Decree will be entered in favor of the complainant, according to the former opinion.

[U. S. Circuit Court-District of New Jersey.]

PAUL BOYTON COMPANY v. MORRIS CHUTE COMPANY et al.

Decided July 26, 1897.

80 O. G., 1894.

1. NEWBURG-Coaster-ANTICIPATED-INVALID.

Letters Patent No. 411,255, granted September 17, 1889, to John P. Newburg, for improvements in coasters or inclined pleasure-railways consisting of an inclined plane erected adjacent to and terminating in a body of water, and a boat-shaped car or toboggan having runners and guides and spray-deflectors, which will not only slide down the inclined plane, but float and be propelled by momentum upon the water at the foot of the inclined plane, Held to be anticipated and invalid.

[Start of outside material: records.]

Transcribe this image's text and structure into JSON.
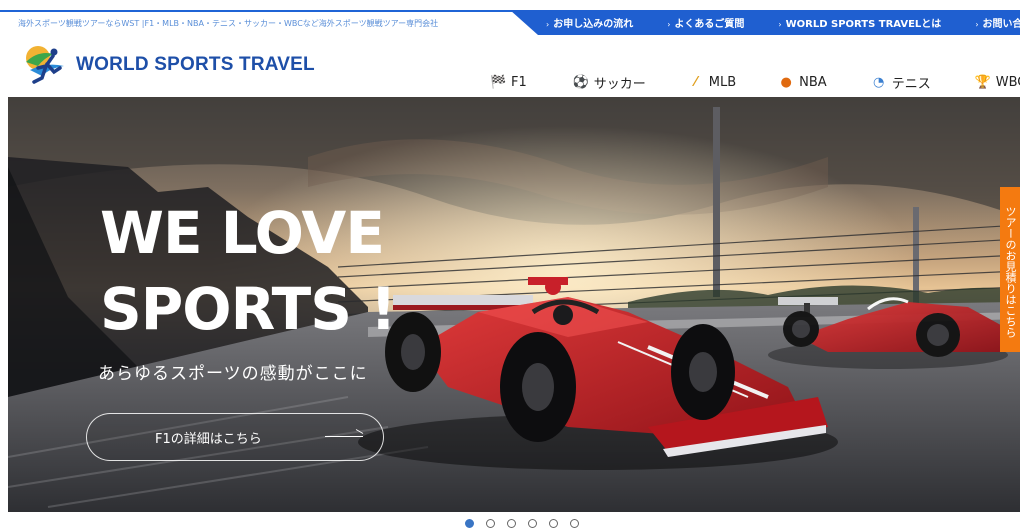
{
  "header": {
    "tagline": "海外スポーツ観戦ツアーならWST |F1・MLB・NBA・テニス・サッカー・WBCなど海外スポーツ観戦ツアー専門会社",
    "top_nav": [
      {
        "label": "お申し込みの流れ",
        "chevron": "›"
      },
      {
        "label": "よくあるご質問",
        "chevron": "›"
      },
      {
        "label": "WORLD SPORTS TRAVELとは",
        "chevron": "›"
      },
      {
        "label": "お問い合わせ",
        "chevron": "›"
      }
    ],
    "logo_text": "WORLD SPORTS TRAVEL",
    "sport_nav": [
      {
        "label": "F1",
        "icon": "checkered-flag-icon",
        "glyph": "🏁"
      },
      {
        "label": "サッカー",
        "icon": "soccer-ball-icon",
        "glyph": "⚽"
      },
      {
        "label": "MLB",
        "icon": "baseball-bat-icon",
        "glyph": "⁄"
      },
      {
        "label": "NBA",
        "icon": "basketball-icon",
        "glyph": "●"
      },
      {
        "label": "テニス",
        "icon": "tennis-racket-icon",
        "glyph": "◔"
      },
      {
        "label": "WBC",
        "icon": "trophy-icon",
        "glyph": "🏆"
      }
    ]
  },
  "hero": {
    "title_line1": "WE LOVE",
    "title_line2": "SPORTS !",
    "subtitle": "あらゆるスポーツの感動がここに",
    "button_label": "F1の詳細はこちら"
  },
  "side_tab": {
    "label": "ツアーのお見積りはこちら"
  },
  "carousel": {
    "slide_count": 6,
    "active_index": 0
  },
  "colors": {
    "brand_blue": "#1f5fd0",
    "logo_blue": "#1e4fa8",
    "orange": "#f47a10",
    "car_red": "#c8202a"
  }
}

2. PATENTABILITY-COMBINATION OF OLD ELEMENTS—AGGREGATION.

A combination of old elements in order to be patentable all the parts must so act that each qualifies every other. It is not enough that these independent parts are conveniently associated in one machine if each performs the same function it did before they were united. They must be so connected that the new result is due to their cooperative action. (Bunching Machine Co. v. Williams, 44 Fed. Rep., 191, and cases there cited; Green v. American Soda Fountain Company, ante, 304; 78 O. G., 1105; 78 Fed. Rep., 119.)

Messrs. Dyrenforth & Dyrenforth for the complainant.

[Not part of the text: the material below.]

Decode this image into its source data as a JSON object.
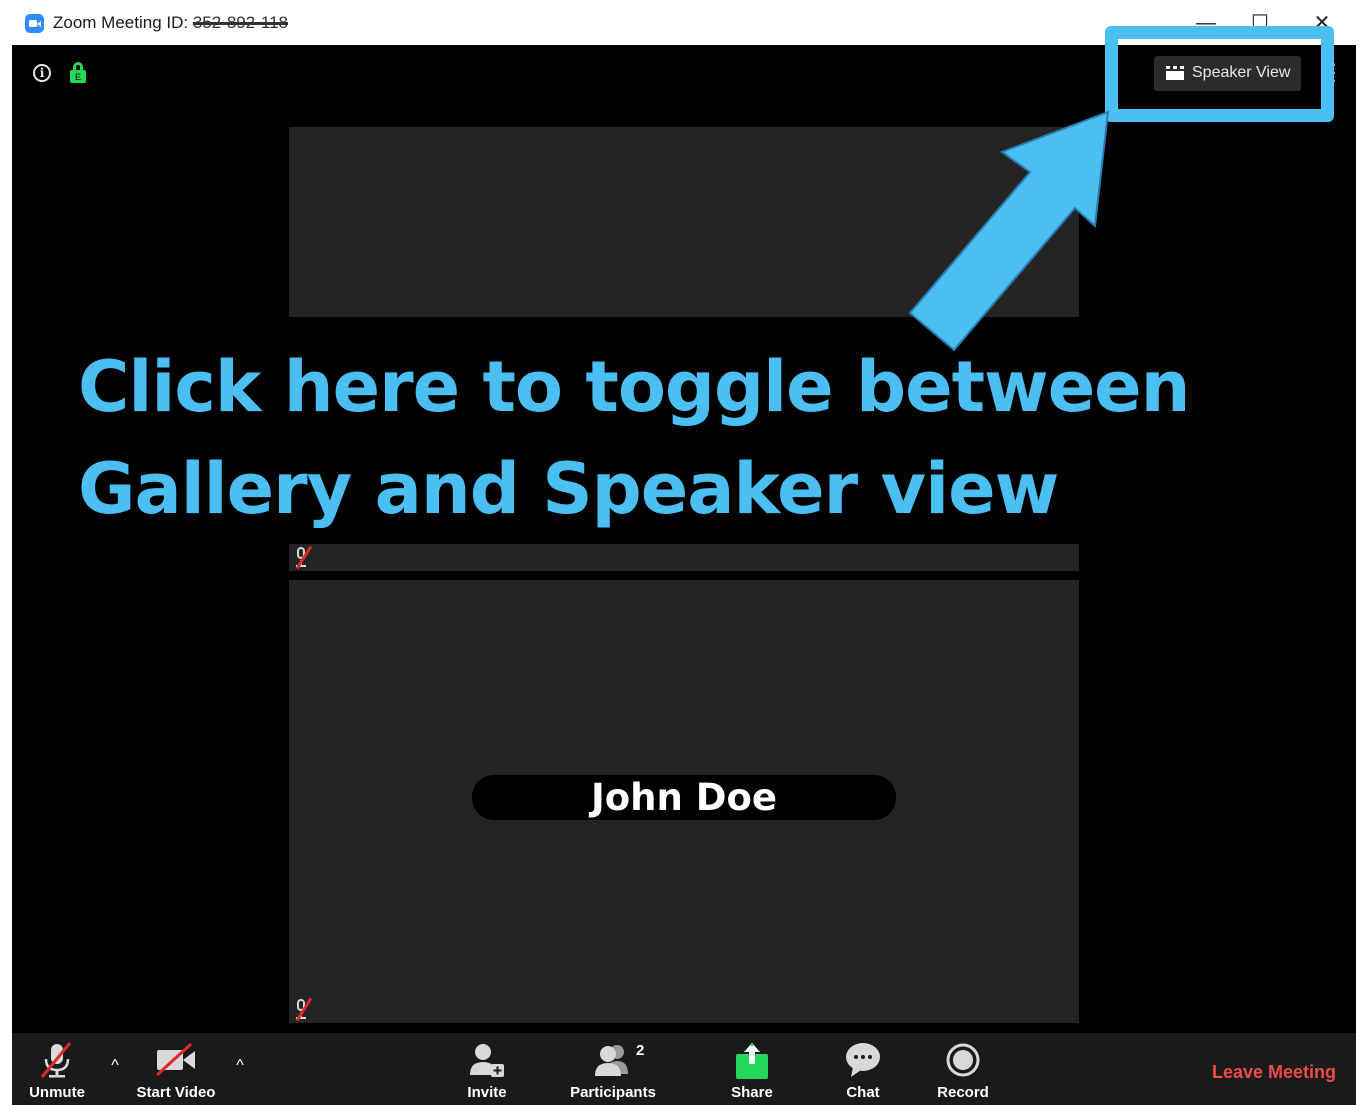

Messrs. Strawbridge & Taylor for the defendants.

KIRKPATRICK, J.:

This suit was brought for the infringement of the complainant's two patents, No. 411,255, dated September 17, 1889, and No. 419,860, dated January 21, 1890. During the progress of the suit the charge of infringement as to Patent No. 419,860 was withdrawn, so that the only matters for the consideration of the court are those connected with Patent No. 411,255.

The invention sought to be protected by this patent, which was taken out by John P. Newburg and is held by the complainant by assignment, is stated in the specification to relate to improvements in coasters or inclined pleasure-railways, and what is claimed to be new is set out as follows:

1. In an inclined pleasure-railway, in combination with an inclined way and track which is located or erected near a body of water, a boat-shaped car or toboggan adapted, when it reaches the foot of the incline, to enter and float forwardly on the water, substantially as described.

2. In combination with an inclined railway which is located with its foot near a body of water, a boat-shaped car or toboggan adapted to move downwardly over said inclined railway and entering the water at its foot to float thercon and be propelled forwardly thereon by the momentum derived from its descent over the inclined railway, substantially as described.

3. In combination with the inclined railway having rails E, the boat-shaped car or toboggan having runners and guide-plates extending below said runners on its bottom, substantially as described.

4. In combination with the boat-shaped car or toboggan, the spray-deflectors tixed to its sides, substantially as described.